With decisions of July 30 and July 31, 2013 in case LRO2013-0068 and LRO2013-0069, the Panel of the WIPO Arbitration and Mediation Center rejected the Legal Rights Objection filed against the applied-for gTLD strings .merck and .emerck by Merck KGaA (Germany) on the basis that these do not infringe the trade mark rights of complainant Merck & Co, Inc. (US). In this note both cases, which are virtually identical as to facts and motivation, will be discussed together.
Merck KGaA and Merck & Co., Inc. both pharmaceutical companies, share a common history. Merck & Co., Inc. was once founded as a subsidiary of Merck KGaA. When Merck & Co, Inc. became independent, trade mark co-existence agreements were entered into between the parties.
Both parties have trade mark registrations for the word mark ‘MERCK’. Subsidiaries of Merck & Co, Inc. are owners of US and Canadian trade marks for the word ‘MERCK’, which are registered for inter alia pharmaceutical products. Merck KGaA owns registrations for the word mark ‘MERCK’ in various countries throughout the world, apart from – as specified in the co-existence agreements – the United States and Canada. Merck KGaA also owns several registrations throughout the world for marks including the word ‘EMERCK’.
Merck & Co, Inc. argued that the gTLD strings .merck and .emerck are confusingly similar to her registered trade marks for the word ‘MERCK’ and therefore constitute an infringement of her rights in these marks. Operation of the disputed gTLD strings by Merck KGaA would cause irreparable harm to the considerable brand equity that Merck & Co, Inc. has built in its MERCK marks, which cannot be prevented by the implementation of geographically-based limitations that would give only parties outside of North America the ability to register domain names and access websites within the gTLD strings.
Merck KGaA, however, argues that this so-called geo-targeting does prevent confusion, as she already currently demonstrates by re-directing North American Internet users trying to access website content in which the Applicant is identified as “Merck”. In addition, Merck & Co, Inc. has registered various domain names including the word ‘merck’ which are not geo-limited, so that they infringe Merck KGaA’s trade mark rights registered outside North America.
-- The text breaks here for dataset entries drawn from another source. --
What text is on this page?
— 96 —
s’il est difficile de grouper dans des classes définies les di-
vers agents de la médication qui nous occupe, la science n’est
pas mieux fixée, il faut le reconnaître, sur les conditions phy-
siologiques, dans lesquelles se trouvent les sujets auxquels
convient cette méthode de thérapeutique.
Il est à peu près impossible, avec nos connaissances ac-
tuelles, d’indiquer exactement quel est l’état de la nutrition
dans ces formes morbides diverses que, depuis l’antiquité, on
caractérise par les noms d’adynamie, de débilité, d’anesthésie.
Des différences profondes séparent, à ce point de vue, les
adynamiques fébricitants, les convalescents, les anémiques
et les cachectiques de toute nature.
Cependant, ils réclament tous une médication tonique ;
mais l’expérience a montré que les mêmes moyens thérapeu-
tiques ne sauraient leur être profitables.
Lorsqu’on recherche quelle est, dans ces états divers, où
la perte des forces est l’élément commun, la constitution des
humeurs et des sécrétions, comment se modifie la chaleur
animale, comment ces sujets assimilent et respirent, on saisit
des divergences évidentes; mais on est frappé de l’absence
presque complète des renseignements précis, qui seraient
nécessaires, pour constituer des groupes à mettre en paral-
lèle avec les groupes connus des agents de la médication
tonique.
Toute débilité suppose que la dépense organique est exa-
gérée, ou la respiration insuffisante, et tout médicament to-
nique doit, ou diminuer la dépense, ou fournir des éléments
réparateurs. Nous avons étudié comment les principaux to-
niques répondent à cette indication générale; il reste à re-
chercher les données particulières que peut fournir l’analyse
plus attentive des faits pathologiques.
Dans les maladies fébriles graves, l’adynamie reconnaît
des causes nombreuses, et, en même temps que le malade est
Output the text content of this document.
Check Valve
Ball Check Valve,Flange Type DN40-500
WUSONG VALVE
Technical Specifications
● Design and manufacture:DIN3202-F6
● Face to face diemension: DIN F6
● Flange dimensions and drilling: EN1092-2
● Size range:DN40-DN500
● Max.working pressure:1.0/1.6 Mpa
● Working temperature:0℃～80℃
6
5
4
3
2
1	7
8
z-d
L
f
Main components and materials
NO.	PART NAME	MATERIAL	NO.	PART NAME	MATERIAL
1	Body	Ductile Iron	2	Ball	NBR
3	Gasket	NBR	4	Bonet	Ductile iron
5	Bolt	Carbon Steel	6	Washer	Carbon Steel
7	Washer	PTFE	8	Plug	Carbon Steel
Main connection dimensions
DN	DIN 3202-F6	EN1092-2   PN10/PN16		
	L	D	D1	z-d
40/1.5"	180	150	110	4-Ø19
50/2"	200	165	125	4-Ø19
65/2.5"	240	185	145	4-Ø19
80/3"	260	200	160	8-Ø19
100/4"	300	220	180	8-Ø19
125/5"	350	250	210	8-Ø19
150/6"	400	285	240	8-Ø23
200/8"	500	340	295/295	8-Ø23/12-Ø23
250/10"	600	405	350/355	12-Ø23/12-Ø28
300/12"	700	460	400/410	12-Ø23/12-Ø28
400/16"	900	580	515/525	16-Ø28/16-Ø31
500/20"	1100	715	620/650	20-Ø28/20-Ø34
In delivering its findings, the Panel first considers whether Merck & Co, Inc. has standing in these procedures, as she mainly relies on trade marks owned by its subsidiaries. No licence agreements which would demonstrate Merck & Co, Inc.’s right to invoke these trade marks in legal proceedings have been submitted, nor has the Objector asserted ownership of the subsidiaries. The Panel nevertheless finds that Merck & Co, Inc. has standing in these cases, because in its view these cases do not turn on the parties trade mark rights.
As a starting point, the Panel – rightly – rejects the view that in order to successfully obtain a gTLD a trade mark owner should own trade mark registrations in all countries of the world. If this view would be accepted, another party could prevent a trade mark owner with registrations in certain, but not all, countries from obtaining a gTLD simply by registering the relevant trade mark in an ‘uncovered’ country.
After having considered a non-exclusive list of eight factors, whereby the Panel applied the UDRP test in determining whether the gTLD strings applied for are identical or similar to the invoked trade marks, the Panel rejects Merck & Co, Inc.’s objections.
The UDRP test requires a straightforward visual or aural comparison between the trade mark and the domain name in issue, whereby the relevant trade mark needs to be recognisable as such within the domain name. On the basis of this test, the Panel concludes that the trade mark MERCK is the essence of the disputed gTLD string .merck, so that the gTLD string and the trade mark are identical. In relation to the .emerck gTLD string – marking the only difference between the two cases – the Panel notes that the “e” prefix has long been recognised as a designation for goods or services sold or delivered electronically over the Internet and has become known as a worldwide all-purpose prefix connoting Internet-related activity. EMERCK could therefore be recognised as an “electronic” MERCK. Hence, the Panel finds that the .emerck gTLD string is similar to the MERCK trade mark.
Following the considerations that Merck KGaA makes bona fide use of the marks MERCK and EMERCK, which use does not interfere with the legitimate exercise by Merck & Co, Inc. of its trade mark rights, the Panel rejects the objections of Merck & Co, Inc. Although the Panel notes that the disputed gTLD string could create a likelihood of confusion with Merck & Co, Inc.’s marks, necessary measures taken by Merck KGaA such as geo-targeting will render the possible confusion not greater than any confusion that exists as a result of two similar companies using a similar trade mark as a result of a common history.
In many instances, the new gTLD dispute Dispute Resolution Procedure has resulted in rejections of the Legal Rights Objections filed by Objectors. In that sense, the MERCK cases are no exception. However, the .merck and .emerck cases are among the first in which non-dictionary terms (compare .tunes, .home and .express) are challenged. Although the rejection of the objections may in part be explained by the common history of Merck & Co, Inc. and Merck KGaA, it will be interesting to see whether this case will set the trend regarding future non-dictionary gTLD string challenges.